MINT-Berufe

Sieben schwäbische Unternehmen an „Girls‘ Day Akademie“ beteiligt

Bertram Brossardt, Hauptgeschäftsführer des vbm. Foto: vbm
Die bayerischen Metall- und Elektro-Arbeitgeber und die Bundesagentur für Arbeit ziehen in Schwaben eine positive Bilanz zur „Girls‘ Day Akademie“. Das Projekt biete Vorteile für alles Seiten.

Die „Girls‘ Day Akademie“ hat sich in den letzten Jahren als bewährtes Projekt für die Berufsorientierung bei Schülerinnen in ganz Bayern etabliert. An 16 Standorten besteht das Kooperationsmodell zwischen einer teilnehmenden Schule, mehreren Unternehmen und einer weiterführenden Schule oder Hochschule. Schülerinnen im Alter zwischen 12 bis 16 Jahren können im Rahmen eines Wahlfaches daran teilnehmen.

Schulen aus Immenstadt und Dillingen mit dabei

In Schwaben beteiligten sich im endenden Schuljahr 2017/18 zwei Schulen (Immenstadt, Dillingen) sowie sieben Unternehmen (unter anderem KUKA und Airbus). Die „Girls‘ Day Akademien“ werden während des ganzen Schuljahres für bis zu 15 Schülerinnen angeboten und finden ergänzend zum Schulunterricht statt. Die Teilnehmerinnen treffen sich in der Regel wöchentlich, um ihre technischen Fähigkeiten zu erproben und Einblicke in die M+E Berufswelt zu bekommen. Die „Girls‘ Day Akademie“ bietet außerdem Bewerbungstrainings für die Teilnehmerinnen.

Win-win für Schüler und Arbeitgeber

Die Projektbeauftragte Tina Schwarz koordiniert die Girl's Day Akademie von Donauwörth aus.
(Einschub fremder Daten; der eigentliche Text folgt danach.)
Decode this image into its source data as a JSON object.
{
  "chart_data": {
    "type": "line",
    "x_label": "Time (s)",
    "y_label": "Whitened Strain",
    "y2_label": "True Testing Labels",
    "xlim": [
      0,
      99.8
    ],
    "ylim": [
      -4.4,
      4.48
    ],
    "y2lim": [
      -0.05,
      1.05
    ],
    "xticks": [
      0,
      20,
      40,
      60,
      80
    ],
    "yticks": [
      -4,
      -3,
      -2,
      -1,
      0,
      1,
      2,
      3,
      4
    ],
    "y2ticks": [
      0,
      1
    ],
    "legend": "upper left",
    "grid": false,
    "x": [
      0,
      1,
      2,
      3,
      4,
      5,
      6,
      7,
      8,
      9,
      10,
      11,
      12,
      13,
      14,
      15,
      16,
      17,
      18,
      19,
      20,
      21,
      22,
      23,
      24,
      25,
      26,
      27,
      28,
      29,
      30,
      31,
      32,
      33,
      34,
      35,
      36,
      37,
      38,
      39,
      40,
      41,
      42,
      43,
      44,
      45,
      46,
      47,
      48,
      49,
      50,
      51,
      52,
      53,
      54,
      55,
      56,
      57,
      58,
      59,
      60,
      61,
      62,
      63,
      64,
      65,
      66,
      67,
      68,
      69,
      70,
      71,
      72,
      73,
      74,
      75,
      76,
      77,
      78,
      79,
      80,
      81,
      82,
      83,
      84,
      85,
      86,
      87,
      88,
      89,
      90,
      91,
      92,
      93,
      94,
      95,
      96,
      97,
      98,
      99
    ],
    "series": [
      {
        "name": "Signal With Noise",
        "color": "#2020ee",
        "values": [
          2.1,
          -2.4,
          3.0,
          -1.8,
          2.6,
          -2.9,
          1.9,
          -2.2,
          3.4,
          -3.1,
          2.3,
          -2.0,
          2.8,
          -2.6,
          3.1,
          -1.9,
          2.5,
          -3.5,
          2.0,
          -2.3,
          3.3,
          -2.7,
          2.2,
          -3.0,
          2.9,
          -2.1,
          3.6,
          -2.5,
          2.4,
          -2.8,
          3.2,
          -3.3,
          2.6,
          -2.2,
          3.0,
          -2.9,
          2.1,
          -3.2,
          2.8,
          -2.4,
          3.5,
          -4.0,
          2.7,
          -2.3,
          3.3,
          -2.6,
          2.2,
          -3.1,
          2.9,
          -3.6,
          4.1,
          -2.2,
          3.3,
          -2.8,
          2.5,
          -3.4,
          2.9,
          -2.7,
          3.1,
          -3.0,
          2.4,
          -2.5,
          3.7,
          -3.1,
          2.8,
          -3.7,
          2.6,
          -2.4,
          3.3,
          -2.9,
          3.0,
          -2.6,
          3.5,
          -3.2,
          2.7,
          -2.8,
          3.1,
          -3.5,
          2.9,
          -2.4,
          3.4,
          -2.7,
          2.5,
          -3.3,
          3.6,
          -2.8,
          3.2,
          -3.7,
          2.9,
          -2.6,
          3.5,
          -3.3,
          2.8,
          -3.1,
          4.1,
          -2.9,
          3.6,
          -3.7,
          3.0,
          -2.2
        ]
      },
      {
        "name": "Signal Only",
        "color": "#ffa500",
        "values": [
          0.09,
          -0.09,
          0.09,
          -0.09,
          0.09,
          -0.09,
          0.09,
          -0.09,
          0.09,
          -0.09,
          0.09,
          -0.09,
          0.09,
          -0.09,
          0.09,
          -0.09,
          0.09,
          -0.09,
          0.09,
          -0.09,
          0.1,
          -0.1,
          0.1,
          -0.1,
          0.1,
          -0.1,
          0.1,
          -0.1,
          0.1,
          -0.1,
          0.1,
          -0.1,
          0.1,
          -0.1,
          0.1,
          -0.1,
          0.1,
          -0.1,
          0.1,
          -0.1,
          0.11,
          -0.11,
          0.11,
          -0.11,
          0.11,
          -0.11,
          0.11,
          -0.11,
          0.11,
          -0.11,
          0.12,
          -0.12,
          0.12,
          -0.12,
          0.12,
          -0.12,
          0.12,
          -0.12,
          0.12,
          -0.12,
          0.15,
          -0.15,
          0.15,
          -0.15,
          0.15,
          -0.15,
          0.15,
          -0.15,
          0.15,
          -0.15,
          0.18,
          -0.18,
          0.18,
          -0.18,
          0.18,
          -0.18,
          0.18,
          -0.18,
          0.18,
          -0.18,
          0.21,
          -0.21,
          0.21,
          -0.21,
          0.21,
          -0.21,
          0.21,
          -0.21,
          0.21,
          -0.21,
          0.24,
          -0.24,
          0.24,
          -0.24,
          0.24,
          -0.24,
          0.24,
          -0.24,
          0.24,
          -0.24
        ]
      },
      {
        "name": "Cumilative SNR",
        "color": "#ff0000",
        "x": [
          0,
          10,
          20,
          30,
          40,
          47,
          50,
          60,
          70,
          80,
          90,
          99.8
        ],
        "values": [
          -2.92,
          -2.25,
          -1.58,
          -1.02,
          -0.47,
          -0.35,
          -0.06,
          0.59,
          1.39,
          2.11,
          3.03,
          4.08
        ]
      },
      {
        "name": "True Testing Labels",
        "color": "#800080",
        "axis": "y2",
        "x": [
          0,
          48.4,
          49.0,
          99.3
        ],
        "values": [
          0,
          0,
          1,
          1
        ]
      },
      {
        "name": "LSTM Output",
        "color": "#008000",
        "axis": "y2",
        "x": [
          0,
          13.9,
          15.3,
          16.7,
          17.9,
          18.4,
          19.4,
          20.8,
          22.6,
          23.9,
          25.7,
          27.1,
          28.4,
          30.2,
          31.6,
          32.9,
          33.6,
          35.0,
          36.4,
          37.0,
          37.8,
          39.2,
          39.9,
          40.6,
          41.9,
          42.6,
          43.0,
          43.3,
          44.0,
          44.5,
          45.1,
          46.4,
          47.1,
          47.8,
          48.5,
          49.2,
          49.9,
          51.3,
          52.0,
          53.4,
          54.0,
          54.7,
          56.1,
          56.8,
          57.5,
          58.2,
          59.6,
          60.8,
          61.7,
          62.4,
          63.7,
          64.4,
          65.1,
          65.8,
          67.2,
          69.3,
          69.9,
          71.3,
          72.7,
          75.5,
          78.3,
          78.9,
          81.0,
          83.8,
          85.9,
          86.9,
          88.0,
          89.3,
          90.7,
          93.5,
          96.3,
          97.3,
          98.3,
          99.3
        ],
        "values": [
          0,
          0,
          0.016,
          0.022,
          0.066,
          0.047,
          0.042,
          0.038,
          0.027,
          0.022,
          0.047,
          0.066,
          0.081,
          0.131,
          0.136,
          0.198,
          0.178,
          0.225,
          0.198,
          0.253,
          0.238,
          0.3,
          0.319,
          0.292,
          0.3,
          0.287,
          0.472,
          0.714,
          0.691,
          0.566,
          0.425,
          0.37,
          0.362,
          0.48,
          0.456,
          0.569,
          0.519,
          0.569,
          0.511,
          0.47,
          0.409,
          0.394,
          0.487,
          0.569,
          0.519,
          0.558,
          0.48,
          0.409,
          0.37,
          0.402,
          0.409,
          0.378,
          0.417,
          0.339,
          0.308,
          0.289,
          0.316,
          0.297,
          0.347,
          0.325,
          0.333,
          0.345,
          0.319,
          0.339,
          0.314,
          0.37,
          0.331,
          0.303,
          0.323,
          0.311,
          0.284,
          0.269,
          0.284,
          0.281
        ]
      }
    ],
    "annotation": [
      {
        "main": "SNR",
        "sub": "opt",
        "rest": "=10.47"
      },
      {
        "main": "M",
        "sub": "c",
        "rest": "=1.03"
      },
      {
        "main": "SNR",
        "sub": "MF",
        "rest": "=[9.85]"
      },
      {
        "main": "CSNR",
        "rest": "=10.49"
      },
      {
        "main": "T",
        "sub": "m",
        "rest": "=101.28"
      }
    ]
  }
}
Im Team mit anderen Mädchen werden  technische Fragen und Aufgabenstellungen nicht nur theoretisch sondern auch praktisch angegangen. „Das Projekt bietet Vorteile für alle Seiten: Die Schülerinnen lernen Tätigkeiten aus M+E Berufen praxisnah kennen und die Unternehmen können sich als attraktiver Arbeitgeber gegenüber potenziellen Azubis präsentieren“, so bayme vbm Hauptgeschäftsführer Bertram Brossardt.

Ziel: Neugier für technische Berufe wecken

„Frauen und Technik passen sehr gut zusammen, daher möchten wir mit der ‚Girls‘ Day Akademie‘ junge Frauen ermutigen, ihre Stärken zu nutzen und sich nach der Schule für einen technischen Beruf zu entscheiden“, ergänzt Ralf Holtzwart, Vorsitzender der Geschäftsführung der Regionaldirektion Bayern der Bundesagentur für Arbeit. „Trotz der häufig guten Schulnoten der Schulabgängerinnen in MINT-Fächern wählen Mädchen nur selten einen MINT-Ausbildungsberuf, unter anderem, weil sie die spannenden Aufgaben, die dieser Bereich bietet, nicht kennen. Deshalb ist unser Ziel, ihre Neugier zu wecken und den Mut zu befördern, einen MINT-Ausbildungsberuf zu wählen.“

Brossard: Ein Viertel der Beschäftigten sind Frauen

„Derzeit sind rund 26 Prozent der Beschäftigten in der bayerischen Metall- und Elektro-Industrie weiblich. Wir wollen, dass noch mehr Frauen den Weg in technische Berufe und damit in die bayerischen M+E Unternehmen finden. Dafür müssen wir zum einen über die sehr guten Rahmenbedingungen in der M+E Industrie aufklären. Die bayerische M+E Industrie steht für hohe Übernahmequoten und sehr gute Verdienste. Zum anderen müssen wir Frauen noch besser als bisher an die ‚Männerdomäne Technik‘ heranführen. Die ‚Girls‘ Day Akademie‘ ist eine erfolgreiche Initiative, um schon bei jungen Mädchen Begeisterung für Technik zu wecken“, schloss Brossardt die Bilanz ab.